Andrew Morrish is a freelance performer, researcher, facilitator and teacher. He began improvisational performance work with Al Wunder's Theatre of the Ordinary in Melbourne in 1982. From 1987 to 1999 he was one half of the improvisational duo ‘Trotman and Morrish’ which performed widely in Australia and the US. Since 2000 he has undertaken the development of his solo practice, leading to Relentlessly On... (2001: Sydney, Brisbane and Canberra) and GOSH! (2002) at Performance Space, Sydney with Tony Osborne and Peter Trotman. In 2000 he initiated Rushing for the Sloth, an ongoing monthly improvisational performance at Omeo Dance Studio in Sydney.

Robert Pacitti

Robert Pacitti has produced and performed live theatre works for diverse sites world-wide. He has worked throughout Europe and the US with a range of other companies and artists, including Blast Theory. He is currently the Artistic Director of The Pacitti Company, formed in 1991 and based in London. Unequivocally process led, its studio-based practice forms the backbone of its operation. Utilising theatre as a mechanism for creating new and dynamic discourses around society and the artform, the company engages aspects of visual arts, music, film, storytelling, new technologies, science, medicine, politics, psychology, history and philosophy as components of its theatre. The company has been described by The Guardian (UK) as “the most unusual and unsettling theatre currently in London.”

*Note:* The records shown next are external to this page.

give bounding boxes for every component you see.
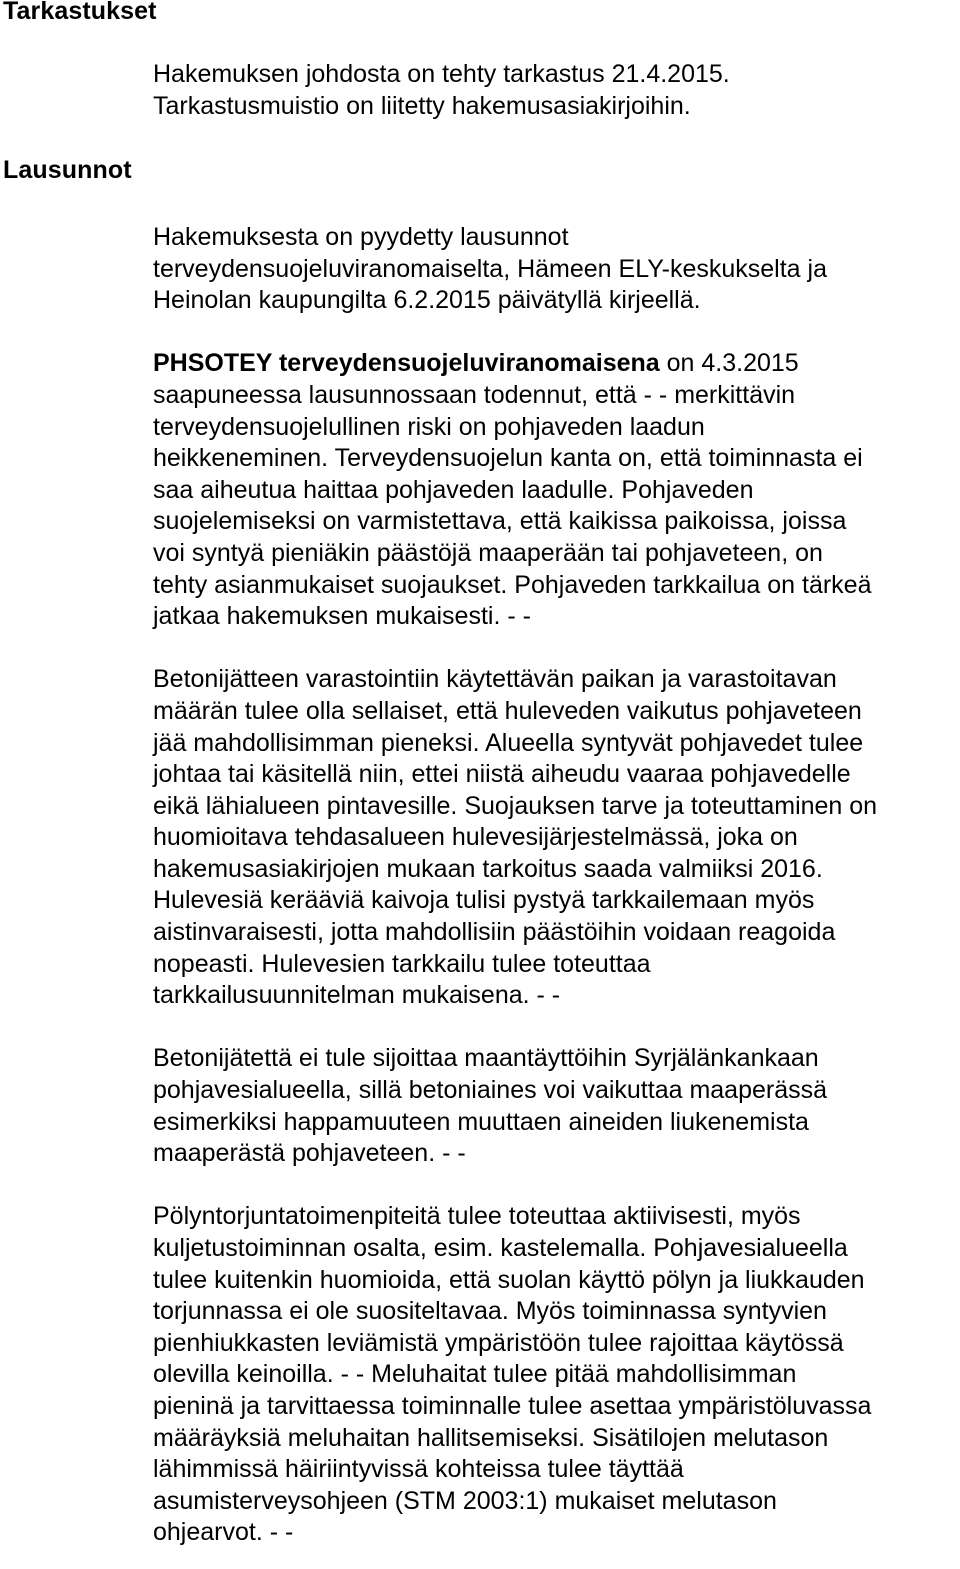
text-line: pohjavesialueella, sillä betoniaines voi vaikuttaa maaperässä <box>153 1076 828 1105</box>
text-line: heikkeneminen. Terveydensuojelun kanta on, että toiminnasta ei <box>153 444 863 473</box>
text-line: olevilla keinoilla. - - Meluhaitat tulee pitää mahdollisimman <box>153 1360 797 1389</box>
text-line: Pölyntorjuntatoimenpiteitä tulee toteuttaa aktiivisesti, myös <box>153 1202 801 1231</box>
tarkastukset-text <box>153 59 953 122</box>
text-line: Heinolan kaupungilta 6.2.2015 päivätyllä kirjeellä. <box>153 286 701 315</box>
text-line: Hakemuksesta on pyydetty lausunnot <box>153 223 569 251</box>
text-line: voi syntyä pieniäkin päästöjä maaperään tai pohjaveteen, on <box>153 538 823 567</box>
lausunnot-intro <box>153 222 953 317</box>
statement-first-line <box>153 348 953 380</box>
phsotey-statement <box>153 348 953 632</box>
text-line: johtaa tai käsitellä niin, ettei niistä aiheudu vaaraa pohjavedelle <box>153 760 851 789</box>
text-line: esimerkiksi happamuuteen muuttaen aineiden liukenemista <box>153 1107 809 1136</box>
text-line: pienhiukkasten leviämistä ympäristöön tulee rajoittaa käytössä <box>153 1328 844 1357</box>
text-line: tulee kuitenkin huomioida, että suolan käyttö pölyn ja liukkauden <box>153 1265 865 1294</box>
text-line: Betonijätettä ei tule sijoittaa maantäyttöihin Syrjälänkankaan <box>153 1044 819 1073</box>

Presently a lecturer in Advanced Practice at Cheltenham College of Arts, and an assessor and adviser for the Theatre Unit at London Arts, Robert has lectured, facilitated workshops and delivered conference papers throughout the UK. In 2000 he was awarded a Live Art Development Agency ‘One to One’ Bursary through which he invited German artist Raimund Hoghe to be his mentor for the year.